第37話 戦況の変化 新たな事実
俺達が四大精霊の力を手に入れ、
今までヒュドラの毒により龍脈の奪取が不可能だった土地をモルドレッドに宿った精霊ファイヤー・ドレイクの炎で浄化し、次々と奪取していった。
龍脈が増えるにつれて俺の使える魔力も増えるのでより多くのモンスターを召喚できるようになった。それに連れて日に日に戦力が増していき、侵略の勢いも増していった。一方の魔王軍はアイアス、オデュッセウスとモンスターを率いることができる将を失った事により追い込まれていった。
そしてついに魔王アガメムノンの根城がある領地への進軍の作戦会議が行われるまでに至った。会議にはトロイ王国の王、王子達、名のある将軍達だけでなく、モルドレッドやソロモン、そして何と俺にまで招集がかけられた。
「「はぁ〜、やっと解放されたー」」
俺とソロモンは会議が終わり、その部屋から無事に退出しすると同じ言葉を思わず漏らしていた。
これ程までに大規模な作戦会議に参加する事になろうとは思いもしなかった。人は多いし、国王までいるしでずっと緊張しっぱなしであった。
「二人共お疲れ様。慣れない雰囲気での作戦会議は大変だっただろう」
「お気遣いありがとうございます。パリス王子。正直、規模も人も凄かったので気疲れしました」
パリス王子の優しい
いや、冷静に考えて見ればこの人もそのお偉いさんだった。しかも王族。お偉いさんの中お偉いさんだった。
あとついでにソロモンも一様は大賢者だったような気がする。
「僕と違って他の王族貴族連中は高圧的な態度をとってしまう人が多いからね。環境のせいなのかな。
まぁ、不機嫌というわけではないから安心して、
「そうですか。それは良かった。少し安心しました。それにしても今回の会議でパリス王子が俺達に寄り添って話してくれているのが改めて分かりましたよ。学のない俺でも分かる言葉で話してくれていたんだなぁって凄く感じました」
「ハハハハ、そんな大げさなものじゃあないさ。前にも話したけど僕が単に堅苦しいのが苦手なだけだよ。
それに僕は育った場所が王宮でなく辺境の山で育てられたからね。作法なんかは他の王族貴族に比べて身についていないんだよ」
「えっ…」
あまりにも衝撃的な言葉に俺は驚きを隠せなかった。
「その驚いた表情。アキレウス君はパリス王子の出生の噂を今まで耳にした事が無かったんだ。
まぁ、一様の情報の
俺の反応を見たソロモンはそう呟いた。
「ソロモンは知っていたのか?パリス王子が山で育ったっていうのを」
「うん、私がこの世界に来た時は王都ではその話で持ち切りだったからね。王都から追放されていた災いを呼ぶパリス王子が戻ってきたてね」
「パリス王子が王都から追放!!」
その信じられない言葉に俺はついに声を出して驚いた。王子を追放するなんて信じられない。一体何があってそんな事になったんだ。
「そうだね。そんな事もあったね。今では凄く懐かしく思えるよ。あの頃は僕も急な環境の変化で大変だったなぁ」
パリス王子はしみじみと言葉を口する。
「えっ…と、その反応は本当なのですか?パリス王子が山で育ったってのも、王都を追放されというのも」
「本当だよ。アキレウス君が混乱しているからその辺りも含めてその話をしようかな。父である国王には口止めされているけど君にならいいだろう」
「えっ…良いのですか。そんな重要な事を俺なんかに話しても」
急展開に脳が追いつかない。良くわからないけど、これパリス王子的にはあまり話したくないことなのでは。そんな話を俺に?今ここで?
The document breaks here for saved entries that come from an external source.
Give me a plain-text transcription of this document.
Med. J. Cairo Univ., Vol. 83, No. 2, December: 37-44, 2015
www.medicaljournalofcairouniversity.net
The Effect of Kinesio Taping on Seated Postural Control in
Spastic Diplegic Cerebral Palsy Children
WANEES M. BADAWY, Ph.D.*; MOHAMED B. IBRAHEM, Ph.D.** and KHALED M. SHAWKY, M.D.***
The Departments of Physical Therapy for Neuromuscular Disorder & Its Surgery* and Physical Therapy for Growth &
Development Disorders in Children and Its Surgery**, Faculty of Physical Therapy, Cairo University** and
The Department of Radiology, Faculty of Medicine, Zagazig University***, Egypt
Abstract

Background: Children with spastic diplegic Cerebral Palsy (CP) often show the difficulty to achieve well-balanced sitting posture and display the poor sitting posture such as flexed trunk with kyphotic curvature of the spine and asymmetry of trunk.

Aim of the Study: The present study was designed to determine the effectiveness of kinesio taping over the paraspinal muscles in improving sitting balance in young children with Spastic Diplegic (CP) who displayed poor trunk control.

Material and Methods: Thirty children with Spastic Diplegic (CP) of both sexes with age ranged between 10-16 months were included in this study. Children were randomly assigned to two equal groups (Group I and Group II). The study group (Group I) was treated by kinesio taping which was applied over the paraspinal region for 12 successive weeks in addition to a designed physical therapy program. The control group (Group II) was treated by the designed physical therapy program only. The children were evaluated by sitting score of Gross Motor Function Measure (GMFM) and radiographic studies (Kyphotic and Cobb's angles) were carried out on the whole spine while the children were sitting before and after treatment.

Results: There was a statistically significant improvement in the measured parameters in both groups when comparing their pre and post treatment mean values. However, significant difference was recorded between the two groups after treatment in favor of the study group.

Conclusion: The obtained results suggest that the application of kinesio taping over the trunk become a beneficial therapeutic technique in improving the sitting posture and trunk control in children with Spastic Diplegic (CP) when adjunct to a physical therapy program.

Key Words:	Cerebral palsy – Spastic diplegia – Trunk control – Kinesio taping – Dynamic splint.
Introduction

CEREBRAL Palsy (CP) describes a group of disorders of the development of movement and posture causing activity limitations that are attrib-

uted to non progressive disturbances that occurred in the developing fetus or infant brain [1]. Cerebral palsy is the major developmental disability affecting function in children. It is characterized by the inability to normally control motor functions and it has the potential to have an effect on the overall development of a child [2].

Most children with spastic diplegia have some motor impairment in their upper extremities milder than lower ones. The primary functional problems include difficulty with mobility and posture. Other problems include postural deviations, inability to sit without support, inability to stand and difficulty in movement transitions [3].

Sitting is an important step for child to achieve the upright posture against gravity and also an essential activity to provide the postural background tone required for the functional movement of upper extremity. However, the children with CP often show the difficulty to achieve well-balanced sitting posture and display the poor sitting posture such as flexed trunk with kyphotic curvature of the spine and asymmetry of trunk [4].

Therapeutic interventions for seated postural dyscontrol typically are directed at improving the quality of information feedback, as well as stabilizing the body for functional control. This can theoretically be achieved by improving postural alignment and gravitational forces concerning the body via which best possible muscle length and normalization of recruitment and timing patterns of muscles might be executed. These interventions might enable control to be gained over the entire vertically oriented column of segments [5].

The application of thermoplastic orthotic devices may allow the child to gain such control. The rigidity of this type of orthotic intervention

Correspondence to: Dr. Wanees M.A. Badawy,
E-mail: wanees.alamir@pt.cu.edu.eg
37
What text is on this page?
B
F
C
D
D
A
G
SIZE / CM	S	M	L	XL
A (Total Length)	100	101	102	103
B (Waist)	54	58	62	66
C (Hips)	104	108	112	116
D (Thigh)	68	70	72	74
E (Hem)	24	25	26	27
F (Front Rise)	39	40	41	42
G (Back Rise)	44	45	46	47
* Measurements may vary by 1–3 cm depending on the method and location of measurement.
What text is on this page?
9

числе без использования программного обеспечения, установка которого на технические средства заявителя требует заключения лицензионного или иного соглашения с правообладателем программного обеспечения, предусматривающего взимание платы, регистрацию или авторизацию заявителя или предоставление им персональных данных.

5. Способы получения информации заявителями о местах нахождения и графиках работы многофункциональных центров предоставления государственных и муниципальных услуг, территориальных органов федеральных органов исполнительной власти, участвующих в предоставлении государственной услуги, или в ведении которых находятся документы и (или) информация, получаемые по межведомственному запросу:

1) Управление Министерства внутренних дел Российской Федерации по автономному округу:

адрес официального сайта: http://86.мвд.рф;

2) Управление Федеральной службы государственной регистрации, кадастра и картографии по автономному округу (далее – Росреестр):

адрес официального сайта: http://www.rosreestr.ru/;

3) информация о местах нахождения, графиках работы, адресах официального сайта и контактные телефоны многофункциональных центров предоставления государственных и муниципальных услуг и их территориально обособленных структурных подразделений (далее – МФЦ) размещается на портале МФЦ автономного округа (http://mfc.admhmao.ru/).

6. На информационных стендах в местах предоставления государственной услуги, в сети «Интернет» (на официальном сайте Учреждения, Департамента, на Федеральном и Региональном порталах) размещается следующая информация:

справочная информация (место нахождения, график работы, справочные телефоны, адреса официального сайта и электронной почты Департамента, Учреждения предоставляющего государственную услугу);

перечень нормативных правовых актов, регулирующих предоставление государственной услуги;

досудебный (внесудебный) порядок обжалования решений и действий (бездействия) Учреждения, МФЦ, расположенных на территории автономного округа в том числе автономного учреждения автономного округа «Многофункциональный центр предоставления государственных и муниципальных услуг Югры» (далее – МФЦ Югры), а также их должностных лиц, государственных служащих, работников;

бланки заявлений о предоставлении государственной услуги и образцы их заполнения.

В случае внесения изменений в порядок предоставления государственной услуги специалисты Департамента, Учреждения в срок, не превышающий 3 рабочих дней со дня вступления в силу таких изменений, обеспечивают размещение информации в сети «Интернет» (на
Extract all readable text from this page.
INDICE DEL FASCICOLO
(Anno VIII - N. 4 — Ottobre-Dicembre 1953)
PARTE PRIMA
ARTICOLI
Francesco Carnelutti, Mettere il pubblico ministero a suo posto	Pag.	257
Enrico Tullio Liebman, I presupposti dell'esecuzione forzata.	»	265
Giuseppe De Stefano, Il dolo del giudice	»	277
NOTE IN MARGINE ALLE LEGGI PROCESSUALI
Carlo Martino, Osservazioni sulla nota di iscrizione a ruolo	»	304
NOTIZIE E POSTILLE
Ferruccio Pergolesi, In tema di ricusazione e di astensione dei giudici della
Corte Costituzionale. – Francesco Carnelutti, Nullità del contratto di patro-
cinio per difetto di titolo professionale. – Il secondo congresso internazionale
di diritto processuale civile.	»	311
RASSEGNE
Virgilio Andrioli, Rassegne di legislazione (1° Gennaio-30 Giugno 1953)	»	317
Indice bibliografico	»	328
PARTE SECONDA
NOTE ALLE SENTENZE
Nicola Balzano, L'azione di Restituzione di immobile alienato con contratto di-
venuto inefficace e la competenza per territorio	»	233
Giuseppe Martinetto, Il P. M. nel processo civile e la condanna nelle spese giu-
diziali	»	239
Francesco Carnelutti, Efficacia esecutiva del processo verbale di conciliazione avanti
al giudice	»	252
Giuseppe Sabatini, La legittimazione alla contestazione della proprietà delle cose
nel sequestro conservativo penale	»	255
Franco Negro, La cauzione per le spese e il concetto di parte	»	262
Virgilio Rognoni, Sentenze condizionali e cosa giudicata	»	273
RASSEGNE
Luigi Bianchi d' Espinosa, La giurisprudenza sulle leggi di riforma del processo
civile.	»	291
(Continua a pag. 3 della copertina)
「うん、共に戦う君は知るべきだと思う。寧ろ、魔王アガメムノンとの決戦前にトロイ王国での僕の立場とこの軍の成り立ちに関して知っておいて欲しい。
それにさ。そもそもさっきソロモンが言っていた通り王都内では有名な話だしね。今更感があるぐらいだよ」
どうやら俺の心配は見当違いだったらしい。パリス王子は珍しく真剣な顔で俺に対してそう言ってくれた。
「そういう事でしたらよろしくお願いします。俺もパリス王子と戦う身としてその話を聞きたいです」
「ありがとう。さてと、それじゃあ語るとするか。気楽に聞いててくれ。そう意気込まれると話しにくい。それに少しばかり長いしね」
パリス王子はいつもの笑顔の表情を作り、自らの過去を語り始めた。